Are you scared? You should be because I love beans, but let's just say they don't always love me. Nor does anyone else after I have eaten them. How's that for brutal honesty? Seriously, though, the dietary benefits of legumes are undeniable, and we eat tons of small lentil-type legumes several days a week in our house without a hitch. It's those other larger beans, however, that are so great if you're trying to eat more meatless meals that wreak some record-breaking havoc on the intestines...even if you eat them all the time. Yes, theoretically, your body is supposed to better tolerate them the more often you eat them, but I've eaten a ton of beans over the past 8 years overseas and my family would argue that nothing has changed. :) So, if you're like me, do you cut out this economical, power-packed nutrition altogether? I haven't given up, and I think I've finally found a solution that everyone around me can live with--sprouting. Not horns, but miniature plants.
There is a ton of very technical research on the internet about the benefits of sprouting which people can get a little cuckoo about, but here's the reason I tried it: The body breaks down sprouts more like a vegetable so it reduces the war that happens in the body afterward. Other research suggests that not pairing beans with meat sources can also help, which I have found to be true. The verdict is that after we tried sprouting in our house this extra step in bean prep seems to make a significant difference. I ate a massive amount of mixed beans in chili and felt great the next day!
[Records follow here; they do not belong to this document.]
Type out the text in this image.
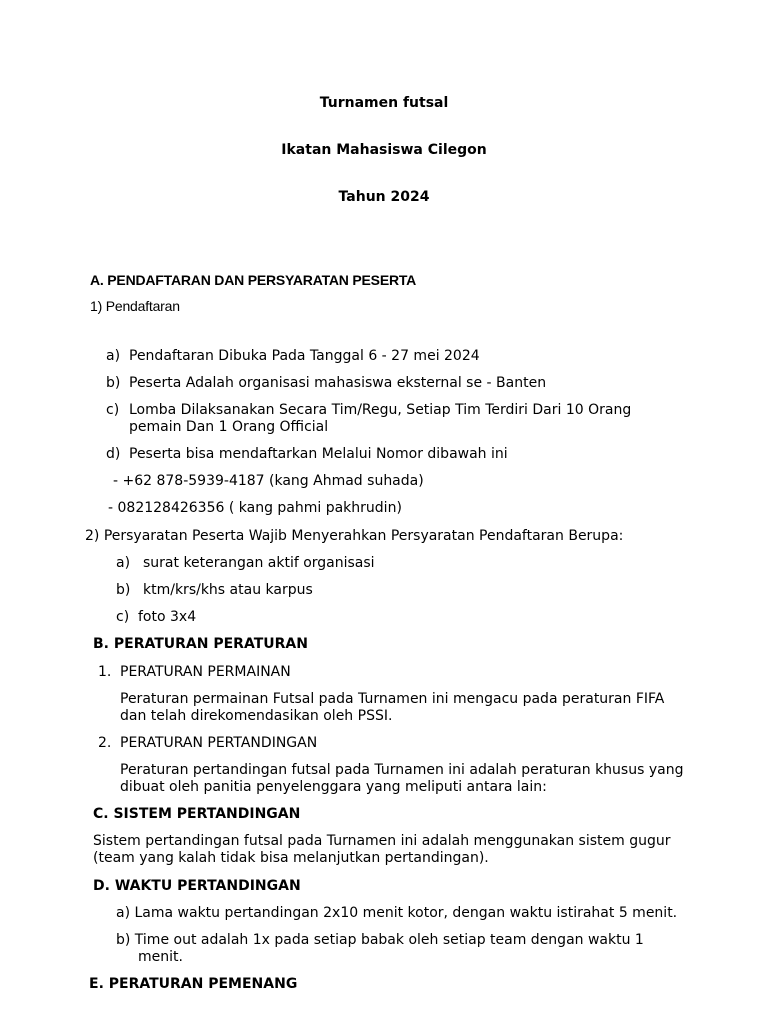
Turnamen futsal
Ikatan Mahasiswa Cilegon
Tahun 2024
A. PENDAFTARAN DAN PERSYARATAN PESERTA
1) Pendaftaran
a) Pendaftaran Dibuka Pada Tanggal 6 - 27 mei 2024
b) Peserta Adalah organisasi mahasiswa eksternal se - Banten
c) Lomba Dilaksanakan Secara Tim/Regu, Setiap Tim Terdiri Dari 10 Orang
pemain Dan 1 Orang Official
d) Peserta bisa mendaftarkan Melalui Nomor dibawah ini
- +62 878-5939-4187 (kang Ahmad suhada)
- 082128426356 ( kang pahmi pakhrudin)
2) Persyaratan Peserta Wajib Menyerahkan Persyaratan Pendaftaran Berupa:
a) surat keterangan aktif organisasi
b) ktm/krs/khs atau karpus
c) foto 3x4
B. PERATURAN PERATURAN
1. PERATURAN PERMAINAN
Peraturan permainan Futsal pada Turnamen ini mengacu pada peraturan FIFA
dan telah direkomendasikan oleh PSSI.
2. PERATURAN PERTANDINGAN
Peraturan pertandingan futsal pada Turnamen ini adalah peraturan khusus yang
dibuat oleh panitia penyelenggara yang meliputi antara lain:
C. SISTEM PERTANDINGAN
Sistem pertandingan futsal pada Turnamen ini adalah menggunakan sistem gugur
(team yang kalah tidak bisa melanjutkan pertandingan).
D. WAKTU PERTANDINGAN
a) Lama waktu pertandingan 2x10 menit kotor, dengan waktu istirahat 5 menit.
b) Time out adalah 1x pada setiap babak oleh setiap team dengan waktu 1
menit.
E. PERATURAN PEMENANG
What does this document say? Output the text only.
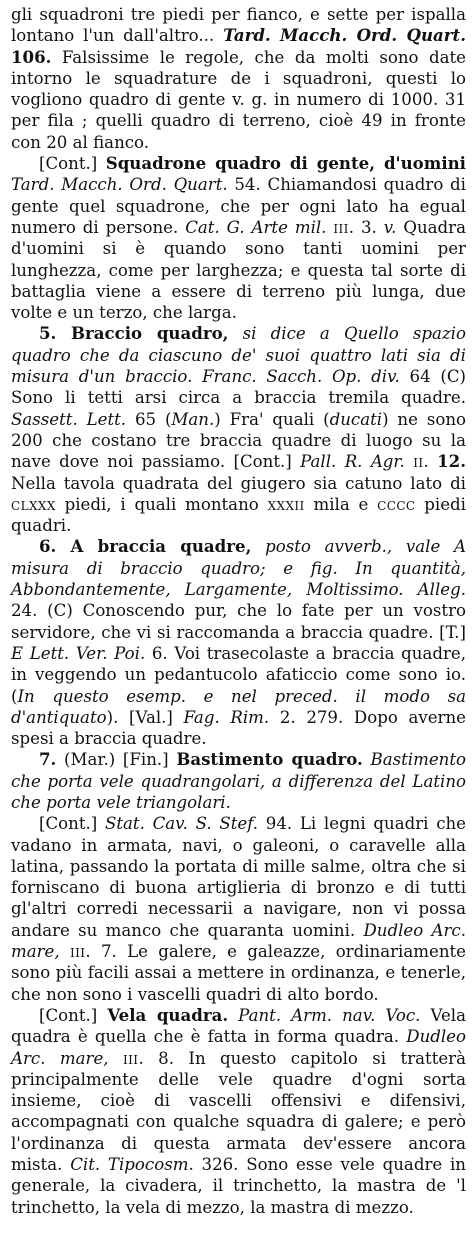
gli squadroni tre piedi per fianco, e sette per ispalla lontano l'un dall'altro... Tard. Macch. Ord. Quart. 106. Falsissime le regole, che da molti sono date intorno le squadrature de i squadroni, questi lo vogliono quadro di gente v. g. in numero di 1000. 31 per fila ; quelli quadro di terreno, cioè 49 in fronte con 20 al fianco.

[Cont.] Squadrone quadro di gente, d'uomini Tard. Macch. Ord. Quart. 54. Chiamandosi quadro di gente quel squadrone, che per ogni lato ha egual numero di persone. Cat. G. Arte mil. iii. 3. v. Quadra d'uomini si è quando sono tanti uomini per lunghezza, come per larghezza; e questa tal sorte di battaglia viene a essere di terreno più lunga, due volte e un terzo, che larga.

5. Braccio quadro, si dice a Quello spazio quadro che da ciascuno de' suoi quattro lati sia di misura d'un braccio. Franc. Sacch. Op. div. 64 (C) Sono li tetti arsi circa a braccia tremila quadre. Sassett. Lett. 65 (Man.) Fra' quali (ducati) ne sono 200 che costano tre braccia quadre di luogo su la nave dove noi passiamo. [Cont.] Pall. R. Agr. ii. 12. Nella tavola quadrata del giugero sia catuno lato di clxxx piedi, i quali montano xxxii mila e cccc piedi quadri.

6. A braccia quadre, posto avverb., vale A misura di braccio quadro; e fig. In quantità, Abbondantemente, Largamente, Moltissimo. Alleg. 24. (C) Conoscendo pur, che lo fate per un vostro servidore, che vi si raccomanda a braccia quadre. [T.] E Lett. Ver. Poi. 6. Voi trasecolaste a braccia quadre, in veggendo un pedantucolo afaticcio come sono io. (In questo esemp. e nel preced. il modo sa d'antiquato). [Val.] Fag. Rim. 2. 279. Dopo averne spesi a braccia quadre.

7. (Mar.) [Fin.] Bastimento quadro. Bastimento che porta vele quadrangolari, a differenza del Latino che porta vele triangolari.

[Cont.] Stat. Cav. S. Stef. 94. Li legni quadri che vadano in armata, navi, o galeoni, o caravelle alla latina, passando la portata di mille salme, oltra che si forniscano di buona artiglieria di bronzo e di tutti gl'altri corredi necessarii a navigare, non vi possa andare su manco che quaranta uomini. Dudleo Arc. mare, iii. 7. Le galere, e galeazze, ordinariamente sono più facili assai a mettere in ordinanza, e tenerle, che non sono i vascelli quadri di alto bordo.

[Cont.] Vela quadra. Pant. Arm. nav. Voc. Vela quadra è quella che è fatta in forma quadra. Dudleo Arc. mare, iii. 8. In questo capitolo si tratterà principalmente delle vele quadre d'ogni sorta insieme, cioè di vascelli offensivi e difensivi, accompagnati con qualche squadra di galere; e però l'ordinanza di questa armata dev'essere ancora mista. Cit. Tipocosm. 326. Sono esse vele quadre in generale, la civadera, il trinchetto, la mastra de 'l trinchetto, la vela di mezzo, la mastra di mezzo.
|Beauties sprouting in my kitchen|
- Soak your dried beans overnight then drain them.
- Place them on a cookie sheet lined with a lightly dampened towel.
- Cover the beans with another lightly dampened towel.
- Every evening and morning, give the beans a good rinse in a colander, redampen the towels, and put everything back on the cookie sheet. If your house is hotter than 75F, give them a midday rinse, too.
- Keep letting the beans go through this cycle until they have tiny tails.
- To cook them, start with about half your usual cooking time and check them, as they will cook a good bit faster than other soaked beans.